Methods: Thirty women undergoing gynaecological laparoscopy were assigned randomly to receive esmolol (n=15) or remifentanil (n=15). Anaesthesia was induced with propofol and fentanyl and maintained with desflurane and nitrous oxide 50% in oxygen to keep SE at 50(5). The infusion of esmolol or remifentanil was started before laparoscopy and adjusted to keep the systolic blood pressure at –20 to +10% from the preoperative value.

Results: During the fentanyl phase, before surgery, both groups behaved similarly, with an increase in SSI after intubation. In the patients receiving esmolol, the SSI reacted to the initial incision (P<0.05), and remained high after trocar insertion (P<0.05). In patients receiving remifentanil, it did not react to the initial incision, but increased after trocar insertion (P<0.05), and it remained lower both after incision (P<0.05) and after trocar insertion (P<0.05).
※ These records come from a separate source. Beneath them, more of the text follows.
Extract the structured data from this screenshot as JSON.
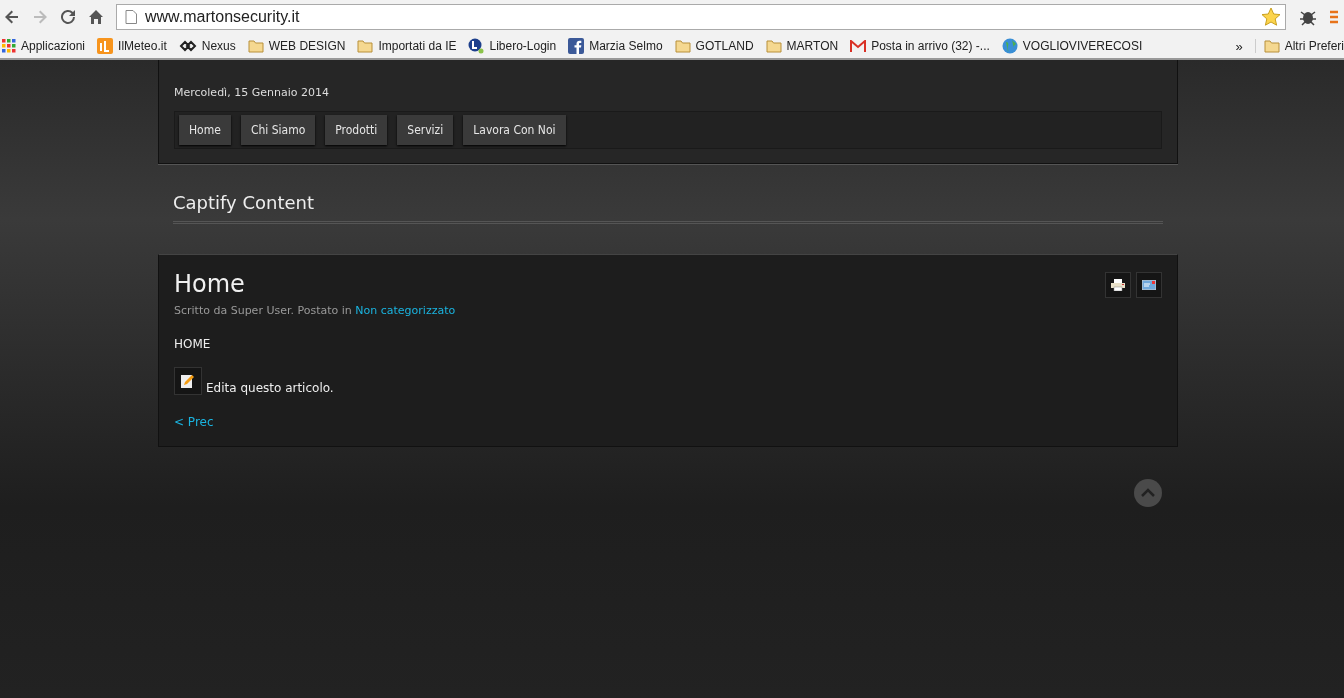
{
  "browser": {
    "url": "www.martonsecurity.it",
    "bookmarks": [
      {
        "label": "Applicazioni",
        "kind": "apps"
      },
      {
        "label": "IlMeteo.it",
        "kind": "meteo"
      },
      {
        "label": "Nexus",
        "kind": "nexus"
      },
      {
        "label": "WEB DESIGN",
        "kind": "folder"
      },
      {
        "label": "Importati da IE",
        "kind": "folder"
      },
      {
        "label": "Libero-Login",
        "kind": "libero"
      },
      {
        "label": "Marzia Selmo",
        "kind": "facebook"
      },
      {
        "label": "GOTLAND",
        "kind": "folder"
      },
      {
        "label": "MARTON",
        "kind": "folder"
      },
      {
        "label": "Posta in arrivo (32) -...",
        "kind": "mail"
      },
      {
        "label": "VOGLIOVIVERECOSI",
        "kind": "globe"
      }
    ],
    "overflow": "»",
    "other_bookmarks": "Altri Preferi"
  },
  "header": {
    "date": "Mercoledì, 15 Gennaio 2014",
    "nav": [
      "Home",
      "Chi Siamo",
      "Prodotti",
      "Servizi",
      "Lavora Con Noi"
    ]
  },
  "module_title": "Captify Content",
  "article": {
    "title": "Home",
    "byline": "Scritto da Super User. Postato in",
    "category": "Non categorizzato",
    "body": "HOME",
    "edit": "Edita questo articolo.",
    "prev": "< Prec"
  }
}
Conclusion: SSI was higher in patients receiving esmolol. The index seems to reflect the level of surgical stress and may help guide the use of opioids during general anaesthesia.

Keywords: adrenergic ß-antagonists, esmolol; analgesia, opioid, remifentanil; monitoring, depth of anaesthesia; surgery, laparoscopy; surgical stress index, nociception


{dagger}Declaration of interest. Dr Ahonen and Dr Jokela have received a data-collecting program from GE Healthcare for their previous study (Valjus, et al. Acta Anaesthesiol Scand 2006; 50: 32–9). Dr Uutela and Dr Huiku are employees of GE Healthcare, Finland. The salaries of the study nurses were paid by GE Healthcare, Finland.